During this time came the first indications that we had succeeded — with the help of Russian, Spanish, and East German mega-trawlers — in fishing out the greatest source of protein in the world, the North Atlantic Cod.  In his book, The Cod, Albert C. Jensen describes Soviet fleets of over 100 vessels landing an average of “200 metric tons per day of high-quality cod.”

For Bob and Vi, the trouble started with salmon.  Bob almost cried when he had to take big crates of West Coast salmon to fill all the orders.  Then the sole fillets started getting smaller. Every afternoon I’d go through a few cans to find 50 to 60 big enough for an entree for me to run down to JP’s Harbourside.  Then it got harder to get shad roe in the spring, a delicacy that Bob and Vi would take home for supper, and which I couldn’t imagine eating.  The shad have since recovered somewhat.  Not so, the salmon.  Once running up every major river north of the Hudson, U.S. Atlantic salmon are now present in only two rivers in Maine.

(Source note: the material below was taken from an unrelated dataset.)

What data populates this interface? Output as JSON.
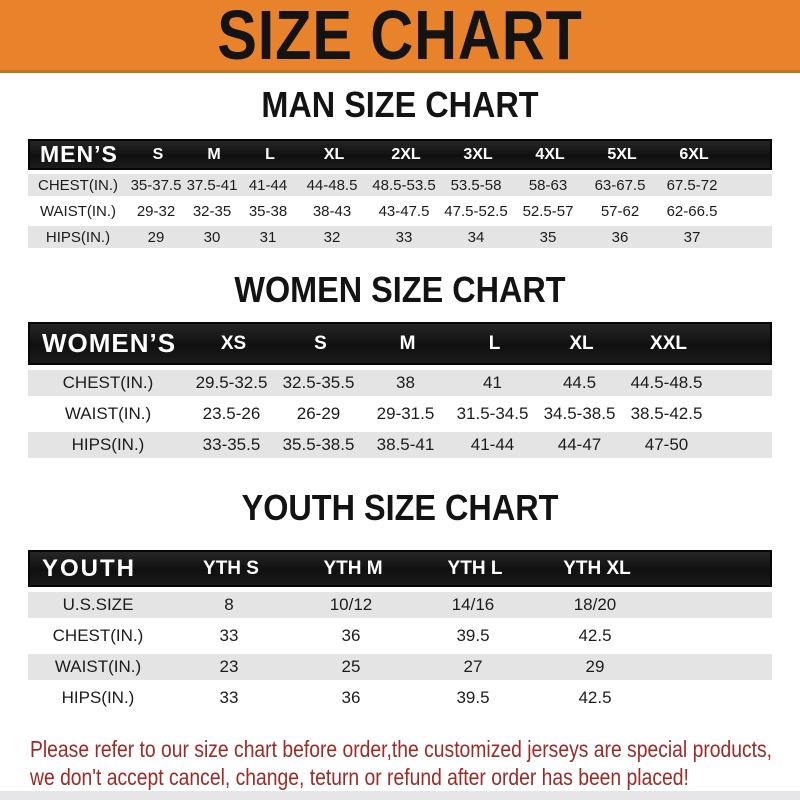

My two summers there were my first job on the clock.  I would go on to plenty of other occupations — parking lot attendant at Singing Beach, working the Singing Beach Club, dishwashing at JP’s Harbourside — but by far the best job was with Bob and Vi Flanders at Manchester Seafoods.

Pete Willwerth grew up in Manchester as the eighth of 14 children of Walter and Eleanor WIllwerth.  He sent this authentic, honest and utterly enjoyable personal  essay from his home in Beverly.  Thanks much to Lee Gates for helping source some critical images.